Of course, the claim of “proof” here flies in the face of much other evidence which clearly shows the Shroud’s origins as a pious fraud in the 1300s A.D., way past the burial date of Christ. This includes evidence from independent radiocarbon dating tests, as well as evidence from historical, iconographic, pathological, physical, and chemical sources that points to its inauthenticity. As one of the foremost skeptical Shroud researchers, Joe Nickell, has concluded: the shroud is a 14th century painting, not a 2000-year-old cloth with Christ’s image. And, concerning these most recent claims of seeing writing in the Shroud, they are dubious for multiple reasons…
On one hand, it is true that a medieval forger would label the object with Christ’s name, as were all relics produced at the time, said Antonio Lombatti, a church historian who has written about the shroud. The problem is that there are no inscriptions to be seen in the first place.
“People work on grainy photos and think they see things,” Lombatti told the AP. “It’s all the result of imagination and computer software. … If you look at a photo of the shroud, there’s a lot of contrast between light and dark, but there are no letters.”
Further criticizing Frale’s work, Lombatti said that artifacts bearing Greek and Aramaic texts were found in Jewish burials from the first century, but the use of Latin is unheard of.
He also rejected the idea that authorities would officially return the body of a crucified man to relatives after filling out some paperwork.

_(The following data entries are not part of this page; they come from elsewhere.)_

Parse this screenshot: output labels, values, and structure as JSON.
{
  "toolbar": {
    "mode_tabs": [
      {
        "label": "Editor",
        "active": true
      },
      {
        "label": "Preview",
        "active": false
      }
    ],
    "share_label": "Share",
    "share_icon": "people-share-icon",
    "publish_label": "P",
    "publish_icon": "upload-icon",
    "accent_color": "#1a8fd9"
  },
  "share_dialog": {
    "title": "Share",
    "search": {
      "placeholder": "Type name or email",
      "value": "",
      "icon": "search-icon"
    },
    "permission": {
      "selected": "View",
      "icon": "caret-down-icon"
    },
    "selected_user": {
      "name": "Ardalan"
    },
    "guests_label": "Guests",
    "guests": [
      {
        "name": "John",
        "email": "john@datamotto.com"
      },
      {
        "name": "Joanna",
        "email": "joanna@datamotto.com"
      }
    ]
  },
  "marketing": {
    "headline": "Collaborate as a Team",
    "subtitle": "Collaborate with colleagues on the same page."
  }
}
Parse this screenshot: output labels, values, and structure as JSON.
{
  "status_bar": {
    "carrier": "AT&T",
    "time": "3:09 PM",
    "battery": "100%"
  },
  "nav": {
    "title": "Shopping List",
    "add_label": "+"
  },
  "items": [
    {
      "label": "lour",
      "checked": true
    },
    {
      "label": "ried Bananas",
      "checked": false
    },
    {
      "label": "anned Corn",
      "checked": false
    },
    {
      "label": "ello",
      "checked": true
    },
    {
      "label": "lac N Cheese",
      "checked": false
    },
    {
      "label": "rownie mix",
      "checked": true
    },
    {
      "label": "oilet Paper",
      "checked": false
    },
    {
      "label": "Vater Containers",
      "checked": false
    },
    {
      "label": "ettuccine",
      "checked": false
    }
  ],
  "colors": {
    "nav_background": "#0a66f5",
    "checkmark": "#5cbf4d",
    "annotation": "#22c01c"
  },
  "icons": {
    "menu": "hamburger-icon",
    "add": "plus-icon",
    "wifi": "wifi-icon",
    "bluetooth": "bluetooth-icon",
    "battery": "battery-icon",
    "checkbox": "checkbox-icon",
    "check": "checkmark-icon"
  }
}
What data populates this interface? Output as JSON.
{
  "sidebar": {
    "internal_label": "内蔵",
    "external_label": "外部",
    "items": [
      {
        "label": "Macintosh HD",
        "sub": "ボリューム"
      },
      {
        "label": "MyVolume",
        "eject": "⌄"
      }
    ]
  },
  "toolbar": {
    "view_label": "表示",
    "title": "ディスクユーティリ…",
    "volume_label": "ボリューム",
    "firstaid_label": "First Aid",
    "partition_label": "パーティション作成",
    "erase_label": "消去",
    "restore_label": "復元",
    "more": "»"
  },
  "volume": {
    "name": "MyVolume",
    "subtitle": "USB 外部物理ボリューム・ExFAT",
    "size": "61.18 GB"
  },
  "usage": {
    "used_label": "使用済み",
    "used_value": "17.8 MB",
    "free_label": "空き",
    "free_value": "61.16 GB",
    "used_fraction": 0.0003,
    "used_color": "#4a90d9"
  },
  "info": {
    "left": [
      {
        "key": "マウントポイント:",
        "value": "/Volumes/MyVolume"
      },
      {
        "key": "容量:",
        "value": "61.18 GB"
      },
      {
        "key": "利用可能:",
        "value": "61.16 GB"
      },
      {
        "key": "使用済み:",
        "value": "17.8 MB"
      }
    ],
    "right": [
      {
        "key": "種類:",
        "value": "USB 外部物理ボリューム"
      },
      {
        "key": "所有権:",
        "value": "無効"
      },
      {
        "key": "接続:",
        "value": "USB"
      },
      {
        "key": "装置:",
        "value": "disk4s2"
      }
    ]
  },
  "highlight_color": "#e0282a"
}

Victims of that form of execution used by the Romans would usually be left on the cross or were disposed of in a dump to add to its deterrent.
Lombatti said “the message was that you won’t even have a tomb to cry over.”
Another shroud expert, Gian Marco Rinaldi, said that even scientists who believe in the relic’s authenticity have dismissed as unreliable the images on which Frale’s study was based.
“These computer enhancements increase contrast in an unrealistic way to bring out these signs,” he said. “You can find them all over the shroud, not just near the head, and then with a bit of imagination, you see letters.”
In other words, the “writing” that Frale claims to be seeing & translating in the Shroud is likely nothing more than a classic case of pareidolia. There are numerous well-documented cases of this phenomena – many of them related to religious symbols such as the Shroud – whereby through self-delusion and sometimes “computer enhancement” people convince themselves that they’re seeing something familiar which isn’t really there.
So, taking Occam’s Razor out and applying it to the full amount of evidence, it is most likely that – even in the presence of these latest claims – the Shroud of Turin is still not what a lot of Shroudies claim it is. But then, that won’t stop the true believers from engaging in goalpost moving or special pleading, because one of the last things they think could be possible is that they could be wrong.